I completely respect when a filmmaker insists that their movie is meant to be seen in the theater, but the thing is, you got to actually make it possible to see it in the theater. Some movies may be too small for that, and that’s totally OK.

When your movie is largely financed by a streaming service and is going to appear on that streaming service instantly, I don’t really see the point of pretending that it’s a theatrical film. It just seems like we are needlessly indulging some kind of personal fantasy.

I don’t think that making a feature film length production that is going to go straight to a video platform is some sort of “step down.“ I really don’t. Theatrical exhibition as we know it is dying off anyway, for a variety of reasons.

I should clarify myself because this thread is already being misconstrued — I’m talking about how the movie is screened in advance. If it’s going straight to Netflix, why the ritual of demanding people see it in the theater?

There used to be a category that everyone recognized called “TV movie” or “made for television movie” and even though a lot of filmmakers considered that déclassé, it seems to me that probably 90% of feature films fit that description now.
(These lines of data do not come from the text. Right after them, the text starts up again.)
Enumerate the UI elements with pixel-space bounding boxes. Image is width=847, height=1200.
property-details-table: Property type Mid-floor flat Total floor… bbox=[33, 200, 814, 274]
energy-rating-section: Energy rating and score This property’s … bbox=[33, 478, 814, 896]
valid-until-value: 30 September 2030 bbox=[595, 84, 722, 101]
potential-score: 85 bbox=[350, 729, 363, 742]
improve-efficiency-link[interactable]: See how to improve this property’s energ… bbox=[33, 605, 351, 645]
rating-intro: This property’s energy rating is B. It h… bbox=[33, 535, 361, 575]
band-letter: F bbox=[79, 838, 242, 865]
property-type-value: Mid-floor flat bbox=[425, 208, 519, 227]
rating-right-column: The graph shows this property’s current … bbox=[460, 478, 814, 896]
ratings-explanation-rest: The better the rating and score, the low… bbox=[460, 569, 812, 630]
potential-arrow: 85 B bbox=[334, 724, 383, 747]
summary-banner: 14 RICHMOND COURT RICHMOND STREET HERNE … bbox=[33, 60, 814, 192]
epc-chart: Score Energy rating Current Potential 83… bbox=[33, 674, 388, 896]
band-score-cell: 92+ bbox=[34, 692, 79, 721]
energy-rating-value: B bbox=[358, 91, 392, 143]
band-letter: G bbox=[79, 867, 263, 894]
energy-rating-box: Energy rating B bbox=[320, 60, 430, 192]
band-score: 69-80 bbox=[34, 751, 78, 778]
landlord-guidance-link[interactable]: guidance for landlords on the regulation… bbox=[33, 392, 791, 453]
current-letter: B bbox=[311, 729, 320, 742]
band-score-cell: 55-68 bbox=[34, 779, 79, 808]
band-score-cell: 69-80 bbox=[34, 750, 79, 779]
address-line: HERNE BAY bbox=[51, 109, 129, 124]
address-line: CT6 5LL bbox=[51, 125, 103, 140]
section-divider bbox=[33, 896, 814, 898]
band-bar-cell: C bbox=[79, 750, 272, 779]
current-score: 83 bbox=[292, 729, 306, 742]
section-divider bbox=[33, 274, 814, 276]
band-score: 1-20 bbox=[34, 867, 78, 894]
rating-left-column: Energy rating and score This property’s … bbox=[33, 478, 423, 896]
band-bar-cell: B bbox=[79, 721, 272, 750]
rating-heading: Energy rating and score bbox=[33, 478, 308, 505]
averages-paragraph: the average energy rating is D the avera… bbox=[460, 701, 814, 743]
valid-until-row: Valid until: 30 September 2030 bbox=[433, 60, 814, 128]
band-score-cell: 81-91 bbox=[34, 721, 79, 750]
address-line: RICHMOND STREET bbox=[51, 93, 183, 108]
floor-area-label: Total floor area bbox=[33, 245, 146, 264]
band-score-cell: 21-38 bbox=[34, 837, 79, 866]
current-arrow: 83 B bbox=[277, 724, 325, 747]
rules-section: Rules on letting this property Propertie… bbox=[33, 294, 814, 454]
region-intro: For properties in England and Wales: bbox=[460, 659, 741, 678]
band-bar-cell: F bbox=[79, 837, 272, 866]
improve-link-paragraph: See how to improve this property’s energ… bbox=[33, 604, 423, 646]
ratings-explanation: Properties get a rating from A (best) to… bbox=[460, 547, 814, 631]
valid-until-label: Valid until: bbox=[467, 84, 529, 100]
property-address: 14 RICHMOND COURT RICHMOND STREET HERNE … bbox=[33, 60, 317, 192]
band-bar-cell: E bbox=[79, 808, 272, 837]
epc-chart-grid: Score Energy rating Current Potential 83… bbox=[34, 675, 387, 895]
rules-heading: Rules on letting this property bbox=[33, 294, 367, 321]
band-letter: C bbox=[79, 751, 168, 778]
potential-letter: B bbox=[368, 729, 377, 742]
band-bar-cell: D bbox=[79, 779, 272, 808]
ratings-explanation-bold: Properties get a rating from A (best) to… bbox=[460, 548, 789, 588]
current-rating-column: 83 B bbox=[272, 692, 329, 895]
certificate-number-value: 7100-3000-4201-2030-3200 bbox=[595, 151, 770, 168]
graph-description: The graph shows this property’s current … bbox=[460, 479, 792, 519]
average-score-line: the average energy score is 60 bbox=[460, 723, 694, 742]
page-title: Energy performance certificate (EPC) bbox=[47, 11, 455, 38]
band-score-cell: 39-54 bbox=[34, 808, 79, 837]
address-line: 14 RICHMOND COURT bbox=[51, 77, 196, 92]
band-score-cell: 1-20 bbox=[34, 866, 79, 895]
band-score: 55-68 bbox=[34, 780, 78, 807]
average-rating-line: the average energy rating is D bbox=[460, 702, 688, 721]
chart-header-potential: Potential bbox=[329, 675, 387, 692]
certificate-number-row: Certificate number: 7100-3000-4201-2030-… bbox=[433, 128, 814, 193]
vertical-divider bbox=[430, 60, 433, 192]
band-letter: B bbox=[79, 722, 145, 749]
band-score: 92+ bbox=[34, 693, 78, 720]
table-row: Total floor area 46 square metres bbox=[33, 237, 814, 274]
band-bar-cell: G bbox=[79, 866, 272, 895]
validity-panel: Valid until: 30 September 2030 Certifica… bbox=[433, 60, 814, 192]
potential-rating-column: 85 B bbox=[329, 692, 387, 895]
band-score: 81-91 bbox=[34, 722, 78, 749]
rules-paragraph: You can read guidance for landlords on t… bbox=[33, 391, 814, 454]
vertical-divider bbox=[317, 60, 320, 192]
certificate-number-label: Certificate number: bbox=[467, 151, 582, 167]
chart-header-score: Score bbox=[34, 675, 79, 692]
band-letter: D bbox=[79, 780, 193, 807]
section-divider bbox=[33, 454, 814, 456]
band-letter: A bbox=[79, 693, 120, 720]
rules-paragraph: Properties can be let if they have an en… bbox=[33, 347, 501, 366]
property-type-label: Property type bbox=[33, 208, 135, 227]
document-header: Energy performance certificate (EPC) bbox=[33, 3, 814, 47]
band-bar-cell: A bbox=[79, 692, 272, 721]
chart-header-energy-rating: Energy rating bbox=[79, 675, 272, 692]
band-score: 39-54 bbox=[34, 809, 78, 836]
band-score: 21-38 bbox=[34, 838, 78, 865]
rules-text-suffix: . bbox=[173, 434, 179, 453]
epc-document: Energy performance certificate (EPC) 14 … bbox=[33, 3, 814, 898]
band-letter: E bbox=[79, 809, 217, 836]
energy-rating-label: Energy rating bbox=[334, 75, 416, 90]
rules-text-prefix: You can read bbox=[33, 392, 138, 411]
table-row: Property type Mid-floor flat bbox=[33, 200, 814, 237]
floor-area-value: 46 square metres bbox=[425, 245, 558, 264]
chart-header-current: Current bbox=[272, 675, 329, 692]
Atlantis has mostly sunk into the ocean, only a few tower spires remain above the waterline, and I’m increasingly at peace with that, because it seems to be what the industry and much of the audience wants. We live in an age of convenience and information control.

Only a very elite group of filmmakers is still allowed to make movies “for theaters“ and actually have them seen and judged that way on a wide scale. Even platform releasing seems to be somewhat endangered. It can’t be fought. It has to be accepted.

9. Addendum: I’ve been informed that it wasn’t Scorsese who requested that the Bob Dylan documentary only be screened for critics in theaters, but a Netflix representative indicated the opposite to me, so I just don’t know what to believe.

It’s actually OK if your film is not eligible for an Oscar — we have a thing called the Emmys. A lot of this anxiety is just a holdover from the days when television was considered culturally inferior to theatrical feature films. Everybody needs to just get over it.

In another 10 to 20 years they’re probably going to merge the Emmys in the Oscars into one program anyway, maybe they’ll call it the Contentys.